In short, let these ballplayers reform their errant ways and for the sake of us all, and if they do, there is a path, however unlikely, to salvation.

You already know that the Cardinals were a single strike away from losing twice at the end of the sixth game of the World Series. You know that bit of trivia because even though you didn’t care who won, you watched–this time. You know that a kid from St. Louis, who had struggled with whether to stay in baseball, hit a triple to tie the game in the 9th inning, and a homerun to win it in the 11th. You know that the youngster was named series MVP, after having also been named MVP of the NLCS. You may not know that he gave the prize Corvette to his manager, in appreciation for the chance to play. It ain’t nuthin’ but a thang.

Tony LaRussa
PHOTO: Brian Bennett

Here on the ground, in home territory, I heard the yacking on sports radio of the faithless and the foolish, saying in September, “It is time for LaRussa to retire,” and on and on. But I know what you know, which is that this isn’t about who is washed up and who has a future. It isn’t about where St. Louis is, or the Metroplex surrounding the Rangers in Texas. It isn’t about deserving or earning anything at all. It is about finding an open and a stout heart when you have two strikes on you and you’re two runs down, and there are no more innings unless somehow, some way, you can hit it where they ain’t. There is no human being alive who doesn’t hope for that, excepting those silly enough to believe that the good and the bad of it all are within our slender powers.

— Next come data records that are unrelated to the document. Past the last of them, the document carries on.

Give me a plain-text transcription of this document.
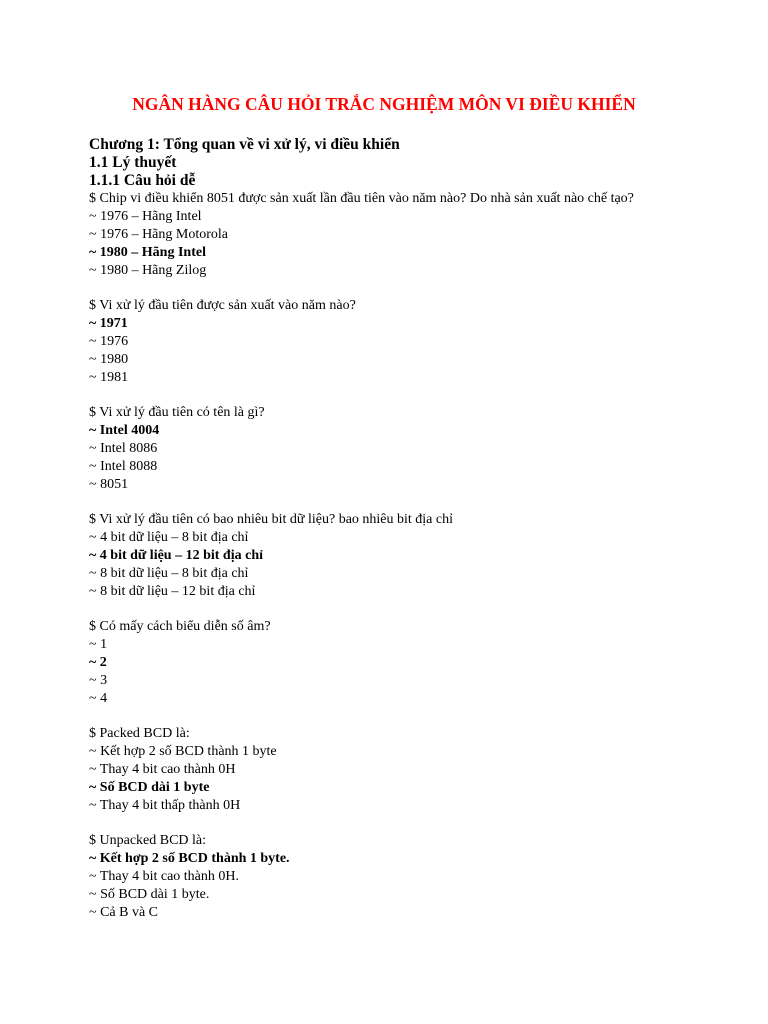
NGÂN HÀNG CÂU HỎI TRẮC NGHIỆM MÔN VI ĐIỀU KHIỂN
Chương 1: Tổng quan về vi xử lý, vi điều khiển
1.1 Lý thuyết
1.1.1 Câu hỏi dễ
$ Chip vi điều khiển 8051 được sản xuất lần đầu tiên vào năm nào? Do nhà sản xuất nào chế tạo?
~ 1976 – Hãng Intel
~ 1976 – Hãng Motorola
~ 1980 – Hãng Intel
~ 1980 – Hãng Zilog
$ Vi xử lý đầu tiên được sản xuất vào năm nào?
~ 1971
~ 1976
~ 1980
~ 1981
$ Vi xử lý đầu tiên có tên là gì?
~ Intel 4004
~ Intel 8086
~ Intel 8088
~ 8051
$ Vi xử lý đầu tiên có bao nhiêu bit dữ liệu? bao nhiêu bit địa chỉ
~ 4 bit dữ liệu – 8 bit địa chỉ
~ 4 bit dữ liệu – 12 bit địa chỉ
~ 8 bit dữ liệu – 8 bit địa chỉ
~ 8 bit dữ liệu – 12 bit địa chỉ
$ Có mấy cách biểu diễn số âm?
~ 1
~ 2
~ 3
~ 4
$ Packed BCD là:
~ Kết hợp 2 số BCD thành 1 byte
~ Thay 4 bit cao thành 0H
~ Số BCD dài 1 byte
~ Thay 4 bit thấp thành 0H
$ Unpacked BCD là:
~ Kết hợp 2 số BCD thành 1 byte.
~ Thay 4 bit cao thành 0H.
~ Số BCD dài 1 byte.
~ Cả B và C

I don’t mean to turn life into a game, let alone a competition. But it is impossible, I think, not to look seriously upon Bart Giamatti’s words about this matter in Take Time for Paradise:

A “win” is the actual realization of what is centrally an imaginative surge. . . . The spectator, seeing something he had only imagined, or, more astonishingly, had not yet or would never have imagined possible, because the precise random moments had never before come together in this form to challenge the players, is privy to the realized image and assents, is mastered, and in that instant bettered. “Winning” for player or spectator is not simply outscoring; it is a way of talking about betterment, about making oneself, one’s fellows, one’s city, one’s adherents, more noble because of a temporary engagement of a higher human plane.

If we did not experience this uplifting to the skies, the sense of bettering the north St. Louises of our souls, then perhaps we have not deserved the favor of the gods. But there were about forty men, men whose totem is a small but bright red songbird, who decided to pay attention on behalf of the rest of us, at least in the spring, summer, and fall of 2011. I grew up a fan of this particular group, but I realized when Game Six ended as it did, that it no longer mattered who won the Series, since both teams had given their utmost and had deserved the victory. From that point forward, it was about piety, grace, and salvation.